For example, the user’s IMEI is filled with the default value when it cannot be obtained. For example, when the advertising system cannot request the advertisement, it plays the default advertisement, and the order number of the default advertisement is the same. For example, a business field currently has only one optional value.

2) Hot spots exist in the business itself

For example, the amount of advertising exposure of popular dramas will be significantly greater than that of ordinary dramas. The amount of exposure of this type of advertising space will be significantly larger than other types of advertising space. Domestic advertising exposure is significantly greater than that of foreign countries.

3) Malicious data exists

As an ID brush a massive amount of advertising exposure.


6. Reduce job data skew solution

 

There are essentially only two operators that can produce data skew, namely GroupBy and Join. Concrete solutions to data skew of these two operators are provided below. It should be noted that the solutions discussed below address data skew at its root rather than “mitigating” it (for example, simply increasing the number of Reduces).

1) The skew of GroupBy operator

 

The skew of the GroupBy operator essentially has only one solution — two-stage aggregation.

 

Phase 1: Modify the aggregation key to perform local aggregation

 

Converts GorupBy(key) to GroupBy(key, randomNum), where randomNum is a random number whose value range is set to (0, N), where N is determined by the key skew program.

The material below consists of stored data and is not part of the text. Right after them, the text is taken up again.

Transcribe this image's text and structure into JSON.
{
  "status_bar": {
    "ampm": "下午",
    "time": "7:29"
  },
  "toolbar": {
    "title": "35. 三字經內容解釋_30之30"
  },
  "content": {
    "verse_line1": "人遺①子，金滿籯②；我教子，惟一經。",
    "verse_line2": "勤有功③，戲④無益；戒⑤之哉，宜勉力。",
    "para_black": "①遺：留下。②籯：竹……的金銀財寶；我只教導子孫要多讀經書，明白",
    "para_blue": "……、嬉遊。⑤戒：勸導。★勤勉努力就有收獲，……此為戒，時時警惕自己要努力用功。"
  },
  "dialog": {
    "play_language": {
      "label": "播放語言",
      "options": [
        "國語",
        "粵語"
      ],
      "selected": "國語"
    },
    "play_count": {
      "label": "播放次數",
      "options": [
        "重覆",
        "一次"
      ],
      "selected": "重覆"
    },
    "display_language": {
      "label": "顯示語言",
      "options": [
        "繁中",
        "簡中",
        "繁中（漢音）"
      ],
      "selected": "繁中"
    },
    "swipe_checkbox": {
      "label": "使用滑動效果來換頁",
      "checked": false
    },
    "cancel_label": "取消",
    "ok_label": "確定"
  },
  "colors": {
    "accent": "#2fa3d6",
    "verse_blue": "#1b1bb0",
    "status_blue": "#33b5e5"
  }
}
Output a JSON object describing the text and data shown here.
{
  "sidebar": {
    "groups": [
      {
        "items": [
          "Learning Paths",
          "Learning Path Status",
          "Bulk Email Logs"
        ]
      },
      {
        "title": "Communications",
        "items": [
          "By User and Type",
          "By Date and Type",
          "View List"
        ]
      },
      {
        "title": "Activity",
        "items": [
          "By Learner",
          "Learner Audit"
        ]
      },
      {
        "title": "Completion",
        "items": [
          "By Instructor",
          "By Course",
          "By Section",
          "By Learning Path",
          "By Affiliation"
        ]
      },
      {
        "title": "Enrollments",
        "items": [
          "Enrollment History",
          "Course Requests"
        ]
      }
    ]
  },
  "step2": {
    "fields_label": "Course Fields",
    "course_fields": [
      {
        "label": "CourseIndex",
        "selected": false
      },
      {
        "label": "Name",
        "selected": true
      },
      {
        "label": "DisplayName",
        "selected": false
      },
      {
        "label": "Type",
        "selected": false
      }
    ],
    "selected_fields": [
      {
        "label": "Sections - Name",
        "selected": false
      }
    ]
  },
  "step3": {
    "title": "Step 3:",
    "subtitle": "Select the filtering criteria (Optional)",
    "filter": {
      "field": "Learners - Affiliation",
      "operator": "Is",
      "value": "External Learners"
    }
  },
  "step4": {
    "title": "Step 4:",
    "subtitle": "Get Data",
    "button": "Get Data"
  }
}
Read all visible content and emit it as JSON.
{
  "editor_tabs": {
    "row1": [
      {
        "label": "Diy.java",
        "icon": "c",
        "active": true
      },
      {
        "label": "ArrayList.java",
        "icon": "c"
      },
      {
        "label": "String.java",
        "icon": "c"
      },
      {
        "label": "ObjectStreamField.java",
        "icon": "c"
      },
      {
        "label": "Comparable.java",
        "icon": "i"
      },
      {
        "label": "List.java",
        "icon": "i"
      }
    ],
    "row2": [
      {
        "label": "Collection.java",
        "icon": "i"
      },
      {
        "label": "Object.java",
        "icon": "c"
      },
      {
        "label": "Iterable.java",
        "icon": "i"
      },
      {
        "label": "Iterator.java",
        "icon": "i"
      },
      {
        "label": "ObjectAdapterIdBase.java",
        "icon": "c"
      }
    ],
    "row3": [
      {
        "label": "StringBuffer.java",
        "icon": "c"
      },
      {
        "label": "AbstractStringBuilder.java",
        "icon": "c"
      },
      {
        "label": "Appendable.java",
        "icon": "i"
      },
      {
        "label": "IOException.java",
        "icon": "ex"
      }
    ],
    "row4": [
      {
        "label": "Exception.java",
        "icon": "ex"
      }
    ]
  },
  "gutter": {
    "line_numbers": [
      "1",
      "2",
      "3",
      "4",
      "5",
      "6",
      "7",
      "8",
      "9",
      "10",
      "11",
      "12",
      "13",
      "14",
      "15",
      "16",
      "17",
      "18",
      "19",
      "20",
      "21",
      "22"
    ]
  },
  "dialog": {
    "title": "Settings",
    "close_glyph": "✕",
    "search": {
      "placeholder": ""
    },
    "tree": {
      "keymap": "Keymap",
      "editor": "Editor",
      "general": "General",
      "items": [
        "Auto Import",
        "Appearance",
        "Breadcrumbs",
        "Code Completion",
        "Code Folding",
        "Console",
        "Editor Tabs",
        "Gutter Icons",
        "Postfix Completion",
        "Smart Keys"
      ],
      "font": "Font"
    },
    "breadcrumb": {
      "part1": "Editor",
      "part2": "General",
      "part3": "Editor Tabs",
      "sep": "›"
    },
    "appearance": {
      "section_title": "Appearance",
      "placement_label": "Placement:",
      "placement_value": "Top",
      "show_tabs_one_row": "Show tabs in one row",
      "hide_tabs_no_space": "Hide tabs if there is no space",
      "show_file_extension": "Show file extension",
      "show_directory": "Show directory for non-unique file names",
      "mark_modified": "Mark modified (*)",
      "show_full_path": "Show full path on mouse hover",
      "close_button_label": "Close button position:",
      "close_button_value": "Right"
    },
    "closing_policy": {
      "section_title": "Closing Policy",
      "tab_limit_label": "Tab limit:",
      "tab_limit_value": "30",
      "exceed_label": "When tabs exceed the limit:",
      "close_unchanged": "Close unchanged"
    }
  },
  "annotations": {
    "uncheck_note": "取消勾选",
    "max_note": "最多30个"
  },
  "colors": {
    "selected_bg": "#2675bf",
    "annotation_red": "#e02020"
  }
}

If a Reduce process needs to process 100 million pieces of data, and processing 1 million pieces of data can be completed in 10 seconds, set N to 100 so that the data that originally had one Reduce process will have 100 Reduce processes.

After local aggregation is complete, the output format of stage 1 is :(key, aggregateValue)

Phase 2: Global aggregation by original key

 

After the aggregation in phase 1, the data size of the key in phase 2 has been reduced to 1/N. At this point, GorupBy(key) can be successfully executed.

 

2) Inclination of Join operator

 

The inclination of Join operator can be divided into two categories:

A) Join a large table

B) Join a small table with a large table

 

A) Join small tables on large tables

 

Map Join is preferred for small tables. The implementation idea of MAPJoin is to place small tables into map memory in the MAP stage and complete the Join by lookup. The implementation of MapJoin in Spark is broadcast Join. Broadcastjoin is implemented by storing a copy of the broadcastJoin variable in each executor. The broadcastJoin variable is implemented as follows:

There are several points to emphasize when using Broadcast Join:

 

1) Explicit BroadcastJoin VS implicit Broadcast Join

Explicit broadcast Join indicates the explicit broadcast small table during the join process, for example: Val resultM = resultl. join(Broadcast (confReflueIDDF),Seq(“reflue_id”),”leftouter”). Broadcast is the hint of an explicit broadcast Join. Spark has two broadcast functions, one in SparkContext and the other in spark.sql.functions. The explicit broadcast join uses the broadcast in spark.sql.functions.

 

Implicit broadcast join refers to in the process of the join spark. The size is smaller than the spark SQL. AutoBroadcastJoinThreshold small tables, automatically broadcast, Spark. SQL. AutoBroadcastJoinThreshold default is 10485760 bytes,

Through the spark. Conf. Get (” spark. SQL. AutoBroadcastJoinThreshold “). The implicit broadcast join is as follows:

val df1 = spark.range(1000)

val df2 = spark.range(1000)

df1.join(df2, Seq(“id”)).explain

You can see from the execution plan that the implementation of the JOIN is BroadcastHashJoin

 

2) Broadcast Join Memory configuration and memory expansion

Broadcast A variable with a size of N bytes requires at least 2N memory space. This is determined by how the broadcast variable is implemented in Spark. In Spark, the driver divides a large broadcast variable into small broadcast pieces. These small broadcast pieces are broadcast to each executor using BitTorrent. The driver stores the original broadcast variable in memory until the entire large broadcast variable is partitioned, requiring twice the size of the broadcast variable.

 

Another thing to note about the broadcast variable is that it can be two to five times larger than the size of the HDFS variable. For example, a file whose original size is more than 1 GB in the HDFS is changed to 5.5 GB in the broadcast process.

 

 

 

3) Broadcast large small table

 

If spark uses a large small table, such as 1 to 5G, and there are many executors in the application, the entire process of completing the broadcast small table may take several minutes. Through the spark in the spark. SQL. BroadcastTimeout to control the timeout of broadcast, the default is 300 s, more than 300 s, real time in the business may then can increase the spark. SQL. BroadcastTimeout. The following figure shows the elapsed time for each phase of the broadcast variable.

 

 

B) Join a large table

 

Suppose BigTable A joins BigTable B. If BigTableA contains a large number of duplicate keys, BigTable B contains a large number of duplicate keys.

 

The solution is as follows:

Divide BigTable B into two tables B1 and B2, where B1 contains only K and B2 contains all other keys except K.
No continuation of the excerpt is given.